We can now see why group selection might be important in memetics. Religions are a good example of a mechanism that decreases within–group differences, while increasing between–group differences and rates of group extinction. In many religions conformity is encouraged, forbidden behaviours are punished, differences between believers and unbelievers are exaggerated, fear or hatred of people with other beliefs is nurtured, and migration to a different religion made difficult or impossible. Wars between religious groups are common and in our evolutionary history many groups have lived or died for their religion. All this makes it more likely that group selection has occurred. If there were genetic differences between the groups to start with, then the survival of some groups and extinction of others would have had effects on the gene pool. In this case we could say that the religious memes have driven the genes.

This is likely to be most interesting if, for example, there was some genetic reason why one group took up one religion while a different group took up a different religion. Let us imagine two neighbouring groups of early hominids in which, by chance, one group had more of a genetic tendency to want to bury their dead in elaborate ways. This is not at all far–fetched if you remember that digging and burying behaviour is under genetic control in many species, from worms and wasps to rabbits and dogs. This genetic propensity then encouraged these people to develop a religion based on ancestor worship and an afterlife – we can call them the ‘Afterlifers’. Meanwhile, the other group developed a religion based on worshipping nature spirits – we can call them the ‘Naturists’. The Afterlifers then developed a taste for war, believing their ancestors’ spirits would aid them, and that they would individually go to heaven if they killed an enemy, whereas the Naturists just got on with their own interests. In consequence, the Afterlifers won more of the wars against the Naturists; their memes spread – and so did their genes. Genes for the original ritual burying behaviour were selected for by group selection driven by memes.
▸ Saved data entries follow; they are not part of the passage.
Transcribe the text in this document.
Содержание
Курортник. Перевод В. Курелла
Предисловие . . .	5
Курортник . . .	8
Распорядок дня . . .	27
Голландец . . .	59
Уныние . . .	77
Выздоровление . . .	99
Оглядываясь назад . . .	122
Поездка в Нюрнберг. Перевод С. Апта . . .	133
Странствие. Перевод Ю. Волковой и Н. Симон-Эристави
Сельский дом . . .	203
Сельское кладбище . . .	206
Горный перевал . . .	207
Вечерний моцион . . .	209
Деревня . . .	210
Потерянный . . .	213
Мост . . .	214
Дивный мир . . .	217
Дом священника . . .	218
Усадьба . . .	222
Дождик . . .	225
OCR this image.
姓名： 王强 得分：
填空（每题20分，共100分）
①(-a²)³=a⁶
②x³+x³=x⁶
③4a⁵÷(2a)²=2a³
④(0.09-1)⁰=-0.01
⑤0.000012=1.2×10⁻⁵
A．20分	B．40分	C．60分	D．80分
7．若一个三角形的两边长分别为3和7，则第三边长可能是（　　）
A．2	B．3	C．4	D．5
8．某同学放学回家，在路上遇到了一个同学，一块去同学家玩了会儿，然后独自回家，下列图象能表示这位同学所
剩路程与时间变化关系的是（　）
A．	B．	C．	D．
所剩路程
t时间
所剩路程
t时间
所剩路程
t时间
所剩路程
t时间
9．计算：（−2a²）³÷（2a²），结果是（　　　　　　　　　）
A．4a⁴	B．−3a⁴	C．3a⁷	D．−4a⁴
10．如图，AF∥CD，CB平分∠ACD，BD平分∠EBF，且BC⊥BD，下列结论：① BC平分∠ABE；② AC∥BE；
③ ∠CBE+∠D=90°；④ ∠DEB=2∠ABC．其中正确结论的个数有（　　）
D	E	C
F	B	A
I am not suggesting that this precise series of events has actually happened, but that this general mechanism could have shaped human nature and given us our religious tendencies. The principle is a general one and could theoretically apply to all kinds of genetic predispositions,
such as conformity, having religious experiences, enjoying ritual and worship, or believing in life after death. This process could even have acted to favour genes that would otherwise be detrimental to fitness, or to wipe out genes that would otherwise have been fitness–enhancing. So some aspects of human nature could have been determined not for the sake of the genes but for the sake of the memes. Our beliefs could have moulded the way genetic selection took place. If this has happened it means that human beings might now be naturally religious creatures because of our long memetic history.

Religions have held enormous power for millennia, but times are changing and religions with them. One obvious change is that vertical transmission is giving way to the faster horizontal transmission (p. 132). As people are increasingly exposed to new ideas from television, radio, newspapers and the Internet, they begin to make comparisons and ask difficult questions. So it is, sadly, not surprising to learn that Afghanistan’s Taliban Islamic movement has forbidden televisions and radios, and has set about destroying any they find, and punishing their owners. Meanwhile, in countries with thriving communications, some of the tricks the old religions use may not work so well any more. When people can see films, go to art galleries, and listen to any music they like, the beauty trick is less effective. When we are subjected on television to the gruesome results of religious wars, the altruism trick wears thin. When Christian leaders argue over whether homosexuality is
really
a sin, the truth trick begins to weaken its grip.